Ein Foto von Marlene Svazek

Klubobfrau Marlene Svazek

Das Feindbild Familie hat sich unter den Neoliberalen in den letzten Jahrzehnten erfolgreich etabliert: „Die Basis einer gesunden sozialen Struktur und des gesellschaftlichen Lebens gilt seit jeher als ein störender Faktor, um neoliberale Interessen durchzusetzen“, betonte heute FPÖ-Klubobfrau Marlene Svazek. Daher ist es auch nur wenig verwunderlich, dass die NEOS-Landesrätin Klambauer im Zuge ihres 5-Punkte Programmes die siebentägige Kinderbetreuung einführen möchte: „Anstatt, dass sie sich erfolgreiche, regionale Pilotprojekte wie das Modell Berndorf als Vorbild nimmt, will die sogenannte Familienlandesrätin künftig die Kinder vollständig von ihren Eltern isolieren“, führt Svazek aus. Während sich in Salzburg einzelne Gemeinden auf die Beine stellen, um sozial-gerechte und nachhaltige Familienpolitik zu leben, verschwendet die pinke Regierungsbeteiligung keinen Gedanken daran - größtenteils - Mütter zu entlasten. Im Gegenteil.

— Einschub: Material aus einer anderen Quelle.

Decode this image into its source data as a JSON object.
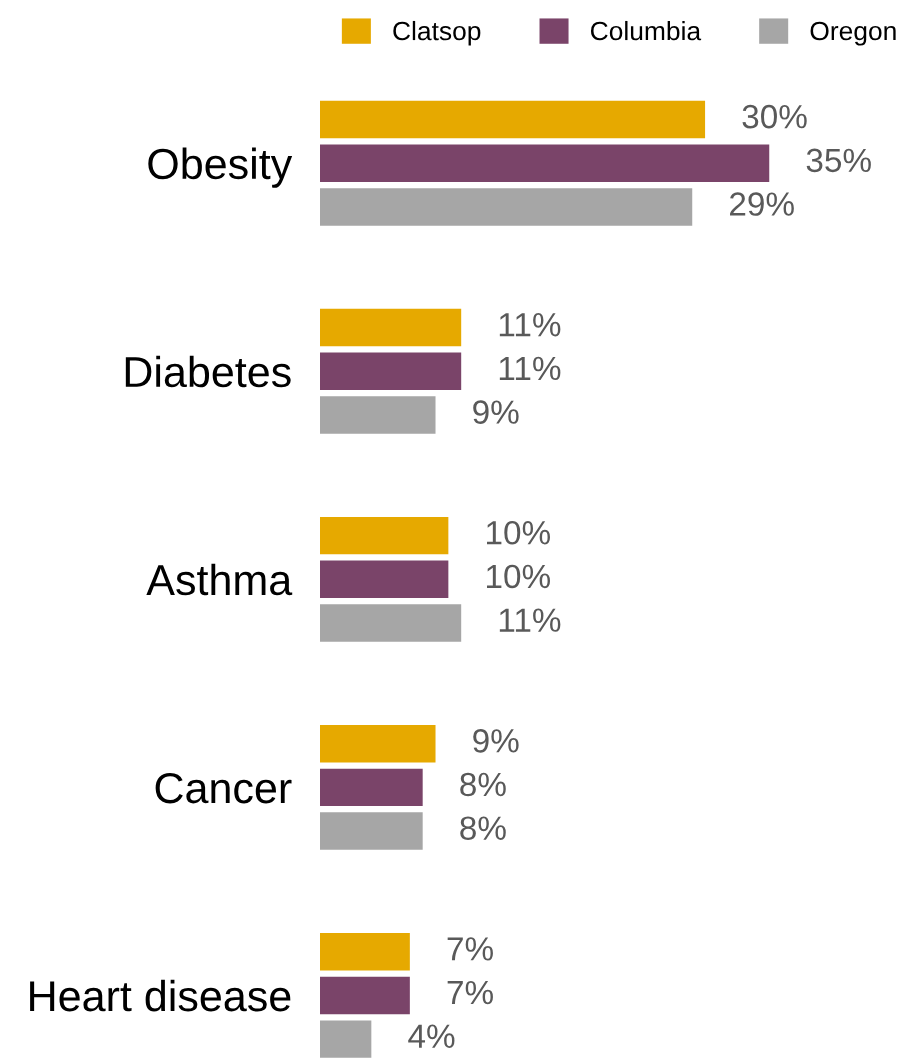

Klambauer entwickle sich zusehends als personelle Fehlbesetzung für das Familienressort, da ihr nicht nur die Sensibilität, sondern auch das Verständnis für positive Familienpolitik fehle: „Die Familie ist keine Legebatterie, die ausschließlich darauf abzielt, funktionierende Wirtschaftsfaktoren zu generieren, sondern ein Ort des Miteinanders und die wahrscheinlich wichtigste soziale Struktur unserer Gesellschaft“, schließt Svazek.